Tuttavia, l’Europa sta cercando di trovare una propria via verso l’autonomia strategica, accelerando i processi di transizione ecologica e digitale. Del resto, il nostro Continente ricopre un ruolo fondamentale, ospitando le FLAP Countries (Francoforte, Londra, Amsterdam e Parigi) – le sedi dei maggiori hub di data center in Europa, che rappresentano più del 50% del traffico dati nei Paesi EMEA (Europe, Middle East and Africa) - e trovandosi al centro dei nuovi corridoi digitali, legati a molti progetti di cavi sottomarini che collegheranno l’Europa alle aree a maggiore trasformazione digitale, come Africa e India.

Una posizione geografica e geopolitica che vede il nostro Paese giocare un ruolo di primo piano. Ne sono prova i lavori in corso per l’approdo del Blue Med che, con 400 Terabit/s di capacità complessiva, collegherà l’Italia entro la fine del 2023 con molti Paesi mediterranei, tra cui Israele, Grecia e Francia. Un’altra iniziativa in cui Roma figura tra i maggiori protagonisti, è il progetto Medusa: un cavo ad alta capacità in grado di collegare cinque Paesi UE del Mediterraneo con altri quattro del vicinato meridionale: Algeria, Egitto, Marocco e Tunisia. Per questo progetto, la Commissione Europea ha concluso un accordo con la Banca europea per gli investimenti (Bei) che prevede l’erogazione di 40 milioni di euro a sostegno dell’iniziativa.

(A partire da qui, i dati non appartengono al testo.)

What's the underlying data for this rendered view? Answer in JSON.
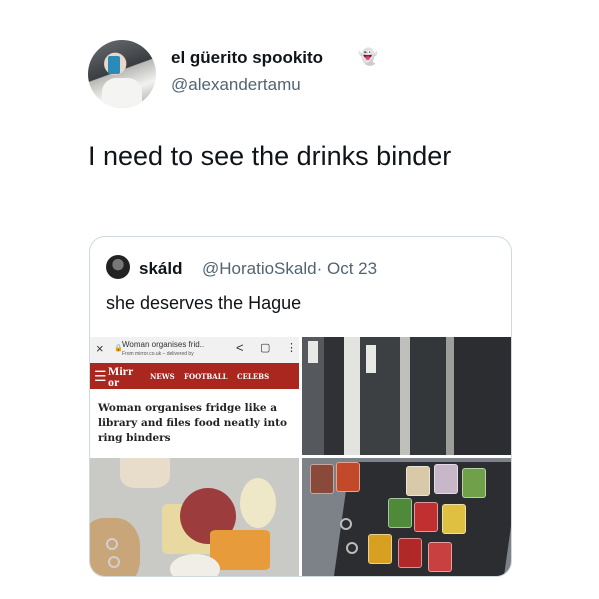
{
  "tweet": {
    "author_name": "el güerito spookito",
    "author_emoji": "👻",
    "author_handle": "@alexandertamu",
    "text": "I need to see the drinks binder"
  },
  "quote": {
    "author_name": "skáld",
    "author_handle_date": "@HoratioSkald· Oct 23",
    "text": "she deserves the Hague"
  },
  "screenshot": {
    "close_glyph": "×",
    "lock_glyph": "🔒",
    "page_title": "Woman organises frid..",
    "url": "From mirror.co.uk – delivered by",
    "share_glyph": "<",
    "bookmark_glyph": "▢",
    "menu_glyph": "⋮",
    "menu_icon_glyph": "☰",
    "logo_line1": "Mirr",
    "logo_line2": "or",
    "nav_items": [
      "NEWS",
      "FOOTBALL",
      "CELEBS"
    ],
    "headline": "Woman organises fridge like a library and files food neatly into ring binders"
  },
  "colors": {
    "mirror_red": "#a9271f",
    "text_primary": "#0f1419",
    "text_secondary": "#536471",
    "border": "#cfd9de"
  },
  "icons": [
    "ghost-icon",
    "close-icon",
    "lock-icon",
    "share-icon",
    "bookmark-icon",
    "menu-icon"
  ]
}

Infine, va la pena ricordare l’hub integrato di Genova e Savona dove, oltre ai cavi esistenti, è approdato nell’aprile del 2022 il cavo 2Africa. Un progetto che, tuttavia, ci riporta al punto di partenza. Con i suoi 45 mila chilometri (più della circonferenza della Terra) 2Africa è il cavo sottomarino più lungo del mondo. Se la sua posa è stata affidata alla francese Alcatel Submarine Networks (ASN) - uno dei quattro produttori del settore insieme alla giapponese NEC, all’americana SubCom e alla cinese Hengtong, l’idea e la progettazione di 2Africa appartengono a Meta, la società madre di Facebook, Messenger, Instagram e WhatsApp: genesi che riconduce dunque al quintetto delle GAFAM.

In conclusione, le Big Tech statunitensi - a volte direttamente proprietarie, in altri casi attori di primo piano nell’ambito consorzi internazionali – rappresentano a tutti gli effetti l’elefante nella stanza nel campo delle infrastrutture subacquee per la comunicazione globale. 

Una posizione che potrebbe lasciare di fatto ad un oligopolio le decisioni ultime su una delle materie più sensibili del nostro presente: il controllo dell’informazione, dei dati, della conoscenza.